Years earlier, she had come to our house during one of her drunken tempests and humiliated my family so viciously that even now I remember the silence after she left more clearly than the shouting itself. Nobody defended themselves while she spoke. In families like ours, age carried a kind of sanctimony no amount of cruelty could entirely erase.
After that afternoon, I stopped trying to understand her but there I was, standing beside her coffin in black clothes, accepting condolences from people who had feared and disliked her almost as much as I had.
I told myself I came out of respect. That was only partially true.
The greater fear was becoming the subject of village gossip myself, the ungrateful younger relative who refused to honor the dead. Resentment, I was beginning to understand, did not exempt anyone from performance.
I had attended enough funerals to recognize the strange generosity death usually inspires.
The dead became gentler in memory almost immediately. Men who had been impatient fathers were suddenly described as devoted family men. Women everyone avoided in life became kind souls taken too soon. Grief had a way of laundering people’s reputations.
But this was the first funeral I had attended where death seemed unable to perform that final mercy, nobody really forgave her.
When the last of the mourners left, the house did not feel emptied so much as exposed. The conversations had stripped away slowly, like layers of noise peeling off the walls.
Someone would come tomorrow to begin dividing what remained of her life into measurable portions. Land, furniture, grief had already started becoming administration. I stood for a while longer near the space where the coffin had been when my uncle approached me quietly.
“There’s something else,” he said.
He handed me a brown envelope with my name written across.
“She changed the will last year,” he said carefully.
“Nobody knew until this morning.”
I stared at him without speaking.
“She left everything to you.”
For a moment, I thought he meant a portion of it, but when I opened the papers, I understood.

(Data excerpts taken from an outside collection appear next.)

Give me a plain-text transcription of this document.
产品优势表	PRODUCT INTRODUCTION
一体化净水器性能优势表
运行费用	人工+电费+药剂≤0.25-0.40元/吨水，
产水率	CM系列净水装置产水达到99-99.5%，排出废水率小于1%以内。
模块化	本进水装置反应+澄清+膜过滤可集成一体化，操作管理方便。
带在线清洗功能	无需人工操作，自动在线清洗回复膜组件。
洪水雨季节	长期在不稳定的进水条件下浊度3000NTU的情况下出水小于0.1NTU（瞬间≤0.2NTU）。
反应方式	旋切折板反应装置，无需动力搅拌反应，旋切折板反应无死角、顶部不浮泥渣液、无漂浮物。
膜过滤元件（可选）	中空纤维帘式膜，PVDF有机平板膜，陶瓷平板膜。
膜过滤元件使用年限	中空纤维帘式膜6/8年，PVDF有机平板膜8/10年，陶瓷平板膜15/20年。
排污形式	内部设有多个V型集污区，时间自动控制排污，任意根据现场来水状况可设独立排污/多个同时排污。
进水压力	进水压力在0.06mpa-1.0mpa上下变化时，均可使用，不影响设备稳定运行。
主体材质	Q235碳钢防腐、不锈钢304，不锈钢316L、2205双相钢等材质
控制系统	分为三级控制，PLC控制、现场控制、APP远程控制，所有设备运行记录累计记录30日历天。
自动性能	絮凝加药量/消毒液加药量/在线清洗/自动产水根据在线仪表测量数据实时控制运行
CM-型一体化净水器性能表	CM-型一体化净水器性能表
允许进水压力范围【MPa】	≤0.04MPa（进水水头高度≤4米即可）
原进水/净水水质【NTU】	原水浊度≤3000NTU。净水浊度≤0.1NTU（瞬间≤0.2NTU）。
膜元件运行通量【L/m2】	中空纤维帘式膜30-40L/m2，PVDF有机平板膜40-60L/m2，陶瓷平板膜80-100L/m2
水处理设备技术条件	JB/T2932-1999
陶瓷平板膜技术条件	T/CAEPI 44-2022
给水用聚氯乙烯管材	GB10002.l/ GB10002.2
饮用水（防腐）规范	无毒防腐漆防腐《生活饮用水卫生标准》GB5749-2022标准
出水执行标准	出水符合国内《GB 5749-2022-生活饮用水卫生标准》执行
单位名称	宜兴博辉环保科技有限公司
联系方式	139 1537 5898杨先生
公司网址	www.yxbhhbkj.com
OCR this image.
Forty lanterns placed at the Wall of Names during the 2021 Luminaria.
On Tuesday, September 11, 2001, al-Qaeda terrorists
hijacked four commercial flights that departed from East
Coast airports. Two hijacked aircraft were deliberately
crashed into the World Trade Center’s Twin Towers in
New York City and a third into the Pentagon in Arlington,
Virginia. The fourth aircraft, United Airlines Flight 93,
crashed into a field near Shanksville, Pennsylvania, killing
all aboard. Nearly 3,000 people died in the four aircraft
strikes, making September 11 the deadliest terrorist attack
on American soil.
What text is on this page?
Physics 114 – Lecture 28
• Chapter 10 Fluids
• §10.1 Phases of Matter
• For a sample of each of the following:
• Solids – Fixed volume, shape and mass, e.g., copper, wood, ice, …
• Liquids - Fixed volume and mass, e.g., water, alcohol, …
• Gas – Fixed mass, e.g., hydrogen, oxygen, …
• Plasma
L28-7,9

The house, the property people in the family had spent deacdes fighting over, the jewelleries, everything.
Outside, I could still hear relatives speaking in the compound. Some claiming she cheated them out of land that should have belonged to their parents while others insisted she manipulated documents while people were too poor or too frightened to challenge her.
The silence no longer felt mournful. I thought about my mother counting grocery money at the dining table when I was younger. I thought about unpaid loans, leaking roofs during monsoon season, the humiliating smallness of needing help from relatives who enjoyed offering it too publicly. Then I thought about the size of the property. What it could become and what it could erase.
All evening, people had spoken about her greed as though it were something monstrous and distant. Something easy to condemn because it belonged to the dead.
But sitting there alone with her will in my lap, I understood for the first time how greed rarely announces itself as evil.
Sometimes it arrives disguised as relief. I had expected death to make things clearer, instead it only made everything easier to justify.